Ethical Considerations

An underlying aim of the task we propose is to improve support for model users to be able to self-identify their preferred pronouns, including if these are non-binary. That is, the task follows and reflects the social change in English of using the singular they for gender inclusion. Work in this direction should always aim to be empowering, to allow people to interact with technology in a way that is consistent with their social identity. Therefore, an anti-goal of this work that should be avoided in future work, is being able to infer a person’s preferred pronouns when they are not explicitly given to a system. It is also important to note that we do not prescribe that a particular form is correct or preferred to others, only that it is a desirable capability for models to be able to understand the different forms and fluently change between them as needed. As alternative forms emerge, such as ze, it is important that language models adapt to understand and be able to produce these also. For increased transparency, we provide a detailed model card Mitchell et al. (2019) in the Appendix.

References

Appendix A Appendix

List of mappings from stereotypically gendered terms to their gender-neutral counterparts (this is by no means comprehensive, and there is an active area of research on expanding this list):

$\textrm{mankind}\rightarrow\textrm{humanity}$

$\textrm{layman}\rightarrow\textrm{layperson}$

$\textrm{laymen}\rightarrow\textrm{lay people}$

$\textrm{policeman}\rightarrow\textrm{police officer}$

$\textrm{policewoman}\rightarrow\textrm{police officer}$

$\textrm{policemen}\rightarrow\textrm{police officers}$

$\textrm{policewomen}\rightarrow\textrm{police officers}$

$\textrm{stewardess}\rightarrow\textrm{flight attendant}$

$\textrm{weatherman}\rightarrow\textrm{weather reporter}$

$\textrm{fireman}\rightarrow\textrm{firefighter}$

$\textrm{chairman}\rightarrow\textrm{chair}$

$\textrm{spokesman}\rightarrow\textrm{spokesperson}$

Developed by researchers at the University of California, Santa Barbara and Google.

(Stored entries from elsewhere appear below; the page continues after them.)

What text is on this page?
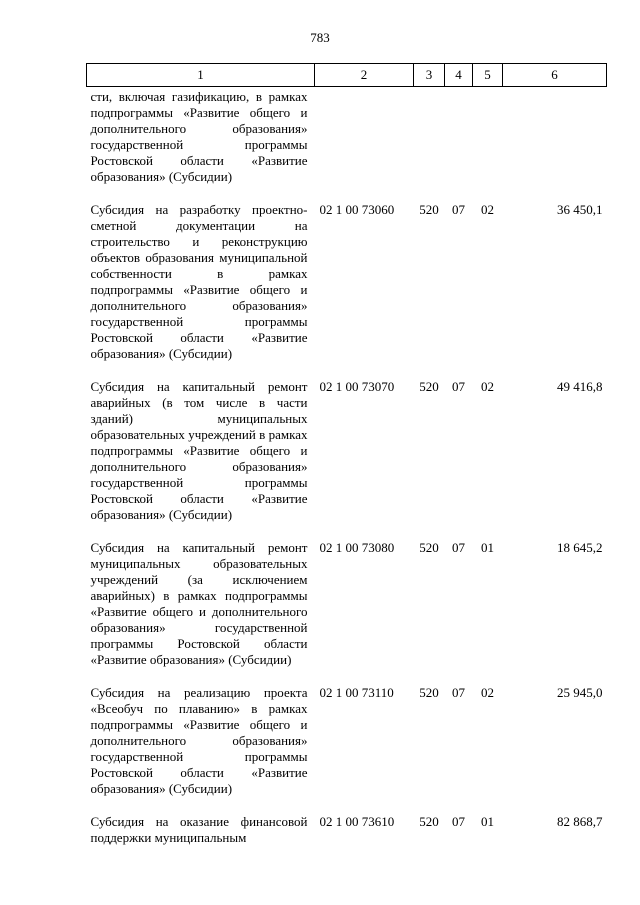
783
1	2	3	4	5	6
сти, включая газификацию, в рамках подпрограммы «Развитие общего и дополнительного образования» государственной программы Ростовской области «Развитие образования» (Субсидии)					
Субсидия на разработку проектно-сметной документации на строительство и реконструкцию объектов образования муниципальной собственности в рамках подпрограммы «Развитие общего и дополнительного образования» государственной программы Ростовской области «Развитие образования» (Субсидии)	02 1 00 73060	520	07	02	36 450,1
Субсидия на капитальный ремонт аварийных (в том числе в части зданий) муниципальных образовательных учреждений в рамках подпрограммы «Развитие общего и дополнительного образования» государственной программы Ростовской области «Развитие образования» (Субсидии)	02 1 00 73070	520	07	02	49 416,8
Субсидия на капитальный ремонт муниципальных образовательных учреждений (за исключением аварийных) в рамках подпрограммы «Развитие общего и дополнительного образования» государственной программы Ростовской области «Развитие образования» (Субсидии)	02 1 00 73080	520	07	01	18 645,2
Субсидия на реализацию проекта «Всеобуч по плаванию» в рамках подпрограммы «Развитие общего и дополнительного образования» государственной программы Ростовской области «Развитие образования» (Субсидии)	02 1 00 73110	520	07	02	25 945,0
Субсидия на оказание финансовой поддержки муниципальным	02 1 00 73610	520	07	01	82 868,7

Transformer model with 6 encoder layers and 6 decoder layers.

Trained to optimize per-token cross-entropy loss.

Used for research in converting gendered English sentences with single person entities, into gender-neutral forms.

Not suitable for generic text that has not been preselected for having single individual entities.

Based on training data and difficulty the results for converting he-pronoun sentences to neutral vs she-pronoun sentences to neutral vary as documented in Figure 3.

15 million sentences filtered from 100 million English Wikipedia sentences containing single gendered entities.

These sentences were automatically rewritten using manual rules plus the SpaCy dependency parser and GPT-2 LM.

Manually curated English gendered sentences represented equally across five diverse domains: Twitter, Reddit, news articles, movie quotes, and jokes.

The technology is intended to be used to demonstrate the ability of models to rewrite gendered text to the chosen gender of a user.

The model is not intended to identify gender nor to prescribe a particular form.

This is by no-means exhaustive and does not match all potential pronouns a user may request.

Intended to rewrite sentences only consisting of a single person entity.